Written by Alessandra Rovati on Wednesday, 26 October 2011. Posted in Tips And Tricks

The Perfect Pasta

Medieval Jewish Compendia already mention Maccheroni and Tortelli, proving that Pasta has long been a non-denominational passion uniting all Italians.
 
It can be fresh and made by hand for special occasions, or dried ('secca') and packaged. 
In Italy, special laws regulate how it's made and exclusively durum wheat flour can be used. But how do we make it 'al dente'? And what does it mean anyway? Literally, "al dente" means "to the bite". That's how we define pasta that's not too soft and not too hard, just perfect. Overcooked pasta is flavorless and mushy, and less digestible. At the same time, you don't want to leave it so raw that it will be hard or stick to the teeth. For the nutrition buffs among you, overcooked pasta has a high glycemic index, while when it's made "al dente", Italian-style, that index is quite low.

 

Here is a HOW-TO:

* Use about 2/3 cups of pasta per person.

* Fill a large and tall steel pot with very abundant water (at least 1 cup of water for every cup of pasta, or more) and salt. I add salt with my hand, but if you are not used to this you can try half a teaspoon per person of coarse salt.

* When the water is boiling aggressively, add the pasta and stir immediately several times. Never add pasta before this point or it won't cook properly! Keep stirring occasionally to prevent it from sticking.

* Packages of pasta usually say how many minutes it must be cooked for. However, this varies slightly depending on a variety of factors, including whether the water is hard or soft, and how long the pasta has been sitting in its package. So, I start checking the pasta at least one minute BEFORE that time. With a fork, pull out one piece of pasta and taste it. (you may want to keep a dipping bowl of cold water next to the pot to avoid burning your tongue).

* Taste every 20 seconds maximum. It only takes 30 seconds for the pasta to go from undercooked to overcooked!

* When you taste it and it's just PERFECT, quickly remove the pot from the stove, and drain the pasta through a colander.

* But save a few tablespoons of the cooking water! The starches released by the pasta turn the cooking water into both an emulsifier and a thickening agent. Mix a little bit into your sauce and it will coat the pasta more evenly. 

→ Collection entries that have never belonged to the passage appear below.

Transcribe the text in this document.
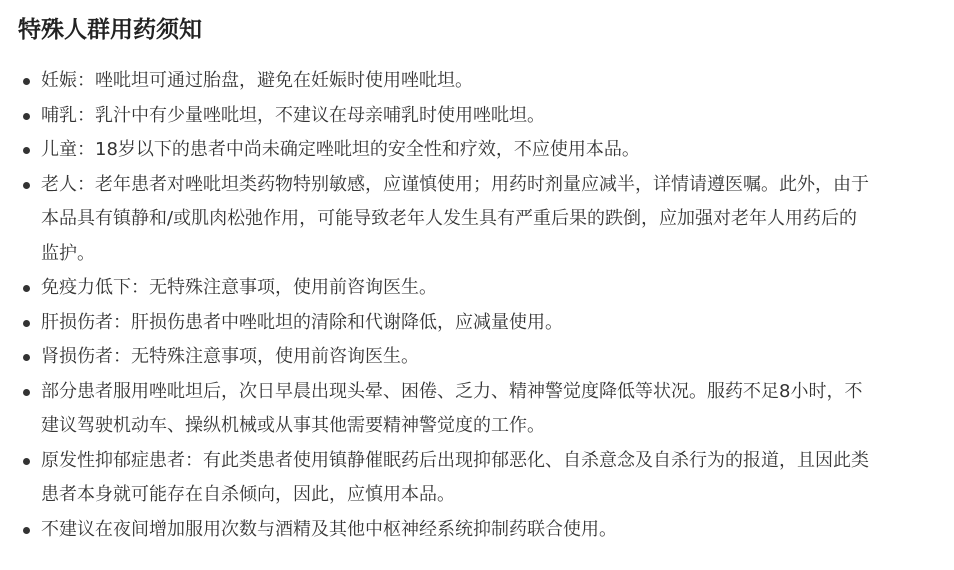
特殊人群用药须知
妊娠：唑吡坦可通过胎盘，避免在妊娠时使用唑吡坦。
哺乳：乳汁中有少量唑吡坦，不建议在母亲哺乳时使用唑吡坦。
儿童：18岁以下的患者中尚未确定唑吡坦的安全性和疗效，不应使用本品。
老人：老年患者对唑吡坦类药物特别敏感，应谨慎使用；用药时剂量应减半，详情请遵医嘱。此外，由于
本品具有镇静和/或肌肉松弛作用，可能导致老年人发生具有严重后果的跌倒，应加强对老年人用药后的
监护。
免疫力低下：无特殊注意事项，使用前咨询医生。
肝损伤者：肝损伤患者中唑吡坦的清除和代谢降低，应减量使用。
肾损伤者：无特殊注意事项，使用前咨询医生。
部分患者服用唑吡坦后，次日早晨出现头晕、困倦、乏力、精神警觉度降低等状况。服药不足8小时，不
建议驾驶机动车、操纵机械或从事其他需要精神警觉度的工作。
原发性抑郁症患者：有此类患者使用镇静催眠药后出现抑郁恶化、自杀意念及自杀行为的报道，且因此类
患者本身就可能存在自杀倾向，因此，应慎用本品。
不建议在夜间增加服用次数与酒精及其他中枢神经系统抑制药联合使用。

* The right cooking time can be anything from 2 minutes less than the box says, up to 3 minutes more.

* Add sauce and grated Parmigiano Reggiano cheese when appropriate, and enjoy!!!!

 
 

Tips when making pasta for Shabbat (to prevent it from becoming mushy, dry or sticky during  reheating):

* Only use pasta shapes that are thicker and require longer cooking time (check the box instruction and find one that says at least 13 minutes). Two great choices would be rigatoni and mezzi rigatoni. 

* Use a high quality Italian pasta.

* Cook the pasta for one minute less than you normally would, leaving it a little more 'al dente'. When you'll reheat  the pasta it will cause it to get a little mushier.

* Use an oilier sauce than you normally would because watery sauces tend to get absorbed during reheating.

* Do a test try of the type of pasta before Shabbat to see exactly how long it takes for it to warm up on your plata or your warming drawer. That way, on or before Shabbat, you will reheat it only for the time necessary, and it won't get all mushy.

 
 
Looking for some pasta recipes? Our members have posted some great ones for you to try.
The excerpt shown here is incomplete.